Technology will become an integral component of the curriculum by being a powerful tool for the children’s learning by doing. Traditional classroom tools – pencils, notebooks, and texts – will still be vital, but computers, video and other technologies will be used by the children to assemble and modify ideas, and to access and study information. The technology will be used to make possible the instant exchange of information between classrooms as well as individual students; to allow instant access to databases and online information services, and to provide multimedia technical resources such as interactive audio and video.
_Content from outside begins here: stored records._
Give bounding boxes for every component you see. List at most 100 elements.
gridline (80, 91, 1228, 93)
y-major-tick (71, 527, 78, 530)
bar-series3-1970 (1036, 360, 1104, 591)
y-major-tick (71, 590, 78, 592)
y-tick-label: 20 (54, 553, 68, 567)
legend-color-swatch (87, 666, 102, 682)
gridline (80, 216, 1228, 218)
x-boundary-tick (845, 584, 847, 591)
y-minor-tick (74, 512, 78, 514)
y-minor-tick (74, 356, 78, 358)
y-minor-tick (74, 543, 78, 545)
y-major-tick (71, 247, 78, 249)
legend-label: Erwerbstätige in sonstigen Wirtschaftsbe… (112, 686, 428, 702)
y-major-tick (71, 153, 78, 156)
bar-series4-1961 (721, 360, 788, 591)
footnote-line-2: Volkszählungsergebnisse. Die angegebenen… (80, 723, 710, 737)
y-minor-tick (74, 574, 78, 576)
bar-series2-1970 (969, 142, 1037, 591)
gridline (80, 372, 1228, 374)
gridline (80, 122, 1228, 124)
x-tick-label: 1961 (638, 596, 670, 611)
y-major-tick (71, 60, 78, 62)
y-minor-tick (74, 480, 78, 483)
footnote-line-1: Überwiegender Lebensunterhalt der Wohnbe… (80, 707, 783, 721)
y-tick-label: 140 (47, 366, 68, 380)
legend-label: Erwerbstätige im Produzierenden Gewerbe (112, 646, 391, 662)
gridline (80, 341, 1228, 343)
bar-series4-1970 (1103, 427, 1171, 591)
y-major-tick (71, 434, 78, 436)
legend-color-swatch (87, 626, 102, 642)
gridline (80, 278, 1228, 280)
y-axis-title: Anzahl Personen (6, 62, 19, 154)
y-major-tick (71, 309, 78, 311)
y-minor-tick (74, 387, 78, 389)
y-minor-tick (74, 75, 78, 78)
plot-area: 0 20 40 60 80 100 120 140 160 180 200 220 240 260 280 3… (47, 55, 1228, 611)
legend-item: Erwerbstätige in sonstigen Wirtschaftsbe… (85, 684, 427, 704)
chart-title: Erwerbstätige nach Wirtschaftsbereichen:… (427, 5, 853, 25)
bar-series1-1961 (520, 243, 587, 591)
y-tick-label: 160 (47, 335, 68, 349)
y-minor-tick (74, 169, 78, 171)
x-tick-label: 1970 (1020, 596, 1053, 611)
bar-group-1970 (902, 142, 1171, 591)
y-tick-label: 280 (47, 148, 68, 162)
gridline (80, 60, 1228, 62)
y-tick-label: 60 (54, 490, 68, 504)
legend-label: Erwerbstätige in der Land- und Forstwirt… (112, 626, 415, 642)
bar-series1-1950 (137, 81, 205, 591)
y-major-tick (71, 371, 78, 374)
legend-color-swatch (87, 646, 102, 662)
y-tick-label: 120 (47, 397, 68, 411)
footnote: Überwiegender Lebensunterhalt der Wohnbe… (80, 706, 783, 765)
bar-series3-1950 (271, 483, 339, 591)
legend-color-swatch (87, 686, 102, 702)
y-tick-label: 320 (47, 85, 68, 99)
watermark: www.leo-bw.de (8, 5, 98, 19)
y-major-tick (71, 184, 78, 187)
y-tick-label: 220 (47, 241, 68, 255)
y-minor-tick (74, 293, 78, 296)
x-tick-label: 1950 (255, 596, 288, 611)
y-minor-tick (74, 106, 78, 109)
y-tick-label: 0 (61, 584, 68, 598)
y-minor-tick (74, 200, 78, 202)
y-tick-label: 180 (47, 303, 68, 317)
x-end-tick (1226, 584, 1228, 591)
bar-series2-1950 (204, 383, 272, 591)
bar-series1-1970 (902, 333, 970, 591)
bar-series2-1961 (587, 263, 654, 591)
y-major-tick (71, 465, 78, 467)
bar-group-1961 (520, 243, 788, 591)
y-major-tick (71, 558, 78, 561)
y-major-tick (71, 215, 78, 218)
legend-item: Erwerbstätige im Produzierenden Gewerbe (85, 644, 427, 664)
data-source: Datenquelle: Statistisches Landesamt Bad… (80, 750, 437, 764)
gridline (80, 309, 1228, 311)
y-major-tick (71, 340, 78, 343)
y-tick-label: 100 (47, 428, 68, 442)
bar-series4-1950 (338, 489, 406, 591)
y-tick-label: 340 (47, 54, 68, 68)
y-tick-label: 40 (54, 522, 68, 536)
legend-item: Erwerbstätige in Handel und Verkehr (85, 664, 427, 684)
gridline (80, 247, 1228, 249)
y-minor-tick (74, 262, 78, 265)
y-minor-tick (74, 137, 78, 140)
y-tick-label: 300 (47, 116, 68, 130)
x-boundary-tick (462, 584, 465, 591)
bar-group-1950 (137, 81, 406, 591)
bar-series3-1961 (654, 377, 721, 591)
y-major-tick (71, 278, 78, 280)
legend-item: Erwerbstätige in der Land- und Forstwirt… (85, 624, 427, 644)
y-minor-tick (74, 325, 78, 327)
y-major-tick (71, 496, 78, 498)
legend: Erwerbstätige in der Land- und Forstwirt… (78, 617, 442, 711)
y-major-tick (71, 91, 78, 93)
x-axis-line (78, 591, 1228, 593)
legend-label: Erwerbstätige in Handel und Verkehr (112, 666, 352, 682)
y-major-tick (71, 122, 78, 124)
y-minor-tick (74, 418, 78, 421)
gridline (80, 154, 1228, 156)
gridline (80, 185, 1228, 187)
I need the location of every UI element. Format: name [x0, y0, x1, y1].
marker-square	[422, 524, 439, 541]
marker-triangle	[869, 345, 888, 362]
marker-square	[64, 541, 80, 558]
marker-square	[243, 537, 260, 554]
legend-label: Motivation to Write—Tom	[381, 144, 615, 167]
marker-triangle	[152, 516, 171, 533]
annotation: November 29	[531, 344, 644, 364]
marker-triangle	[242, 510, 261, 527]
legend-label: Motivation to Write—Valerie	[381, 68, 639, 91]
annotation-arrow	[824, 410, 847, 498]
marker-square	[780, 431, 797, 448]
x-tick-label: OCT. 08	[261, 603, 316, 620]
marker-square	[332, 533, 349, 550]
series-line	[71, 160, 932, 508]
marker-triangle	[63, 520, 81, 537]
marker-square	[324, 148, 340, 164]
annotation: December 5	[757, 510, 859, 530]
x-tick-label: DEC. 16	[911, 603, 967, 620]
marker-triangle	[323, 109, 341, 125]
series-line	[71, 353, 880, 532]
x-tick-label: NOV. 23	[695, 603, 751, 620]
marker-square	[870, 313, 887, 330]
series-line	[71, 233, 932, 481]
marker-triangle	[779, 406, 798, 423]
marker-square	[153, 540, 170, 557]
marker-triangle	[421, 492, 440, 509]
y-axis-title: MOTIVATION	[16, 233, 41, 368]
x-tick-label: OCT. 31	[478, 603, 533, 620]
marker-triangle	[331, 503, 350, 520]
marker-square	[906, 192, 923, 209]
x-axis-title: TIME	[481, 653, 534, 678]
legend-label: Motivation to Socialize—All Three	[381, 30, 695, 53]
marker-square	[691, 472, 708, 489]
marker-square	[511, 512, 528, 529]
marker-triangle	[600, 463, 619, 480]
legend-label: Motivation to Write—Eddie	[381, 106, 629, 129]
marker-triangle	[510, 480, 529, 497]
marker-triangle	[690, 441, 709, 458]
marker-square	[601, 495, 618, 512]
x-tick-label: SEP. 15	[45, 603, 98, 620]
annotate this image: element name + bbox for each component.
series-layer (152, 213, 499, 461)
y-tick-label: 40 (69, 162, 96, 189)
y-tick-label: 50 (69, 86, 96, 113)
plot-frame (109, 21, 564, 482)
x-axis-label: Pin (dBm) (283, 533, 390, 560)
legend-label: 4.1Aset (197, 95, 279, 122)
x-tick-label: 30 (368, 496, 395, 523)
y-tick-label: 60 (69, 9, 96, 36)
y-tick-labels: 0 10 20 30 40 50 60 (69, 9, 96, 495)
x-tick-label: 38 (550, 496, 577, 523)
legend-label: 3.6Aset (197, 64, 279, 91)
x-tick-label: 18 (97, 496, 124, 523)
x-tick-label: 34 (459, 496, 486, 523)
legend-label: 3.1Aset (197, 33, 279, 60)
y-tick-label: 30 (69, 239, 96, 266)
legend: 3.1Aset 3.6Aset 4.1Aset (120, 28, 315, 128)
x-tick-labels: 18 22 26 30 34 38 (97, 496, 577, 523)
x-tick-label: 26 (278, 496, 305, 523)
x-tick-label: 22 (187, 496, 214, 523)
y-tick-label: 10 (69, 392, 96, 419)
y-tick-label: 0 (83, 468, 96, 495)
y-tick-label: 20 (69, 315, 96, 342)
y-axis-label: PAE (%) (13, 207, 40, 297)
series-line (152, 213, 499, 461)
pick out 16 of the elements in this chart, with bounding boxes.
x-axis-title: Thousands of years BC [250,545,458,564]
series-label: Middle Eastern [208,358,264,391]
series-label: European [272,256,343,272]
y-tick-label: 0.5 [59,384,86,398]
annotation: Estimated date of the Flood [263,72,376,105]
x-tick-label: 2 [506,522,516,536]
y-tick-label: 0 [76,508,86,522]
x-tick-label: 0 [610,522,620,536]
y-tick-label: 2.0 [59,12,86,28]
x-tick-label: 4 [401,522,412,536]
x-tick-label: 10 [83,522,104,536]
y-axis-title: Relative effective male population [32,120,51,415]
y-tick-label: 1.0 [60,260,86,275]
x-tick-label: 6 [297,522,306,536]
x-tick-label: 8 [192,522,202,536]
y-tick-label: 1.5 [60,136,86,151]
The study of Values Development and Democratic Citizenship will be added to the curriculum as a way to involve the students in the active formation of their own values as individuals and as citizens of a democracy. Students would actively engage in establishing their personal system of values and a societal based system of values that would take into account the basic precepts of democracy.
| Area of Study | Current Disciplines | Revisions |
| Mathematics | Geometry
Algebra Trigonometry Calculus, etc |
Add Statistics (possible substitute for geometry)
Mathematical Modeling |
| Science | Biology
Physics Chemistry, etc. |
Add Genetics (possible substitute for some
aspects of general biology |
| Communication
And Information Handling |
Video Literacy
Reading Literacy Computer Literacy Composition, etc. |
|
| Social Studies | History
Geography Sociology Political Science, etc |
Cross impact with biology |
| Values Development
And Democratic Citizenship |
Personal and Societal values
Governance Structures Activities of Citizens, etc. |
Evaluation
Within the new curriculum, new forms of assessment and performance measurement used to evaluate the effectiveness of the new forms of classroom learning will have to be developed. Education will become a collective effort between children, and educational methods will come to emphasize the actual process of children’s construction of new ideas. One type of assessment of the learning taking place will be the videotape recordings of student interactions as they work to reveal their grasp of the course material as well as their ability to communicate it to others. Evaluations of a portfolio that shows the evolution of a child’s work as it is created, rather than of a single completed work or a set of isolated exercises will be another form of assessment. Teams of expert teachers selected from the different schools in the district or around the state will conduct the evaluations. These alternative assessment strategies will be used to capture the qualitative different and much more detailed information about the children’s actual competence. Close-ended standardized tests will not be used for evaluation, but other assessments techniques will include the evaluation of group work, journals and student projects.
Summary
Technology has effectively revolutionized the American society. An unexpected byproduct of this revolution has been the emergence of a generation of children weaned on multidimensional, interactive media sources, a generation whose understanding and expectations of the world differ profoundly from that of the generations preceding them. However the limitations inherent in our current educational system encourage an inflexible futures-based curriculum design. This design attempts to make some changes to meet the needs of our children who will guide our futures, but the real changes will only come when we completely revise our educational practices in light of how our culture has changed.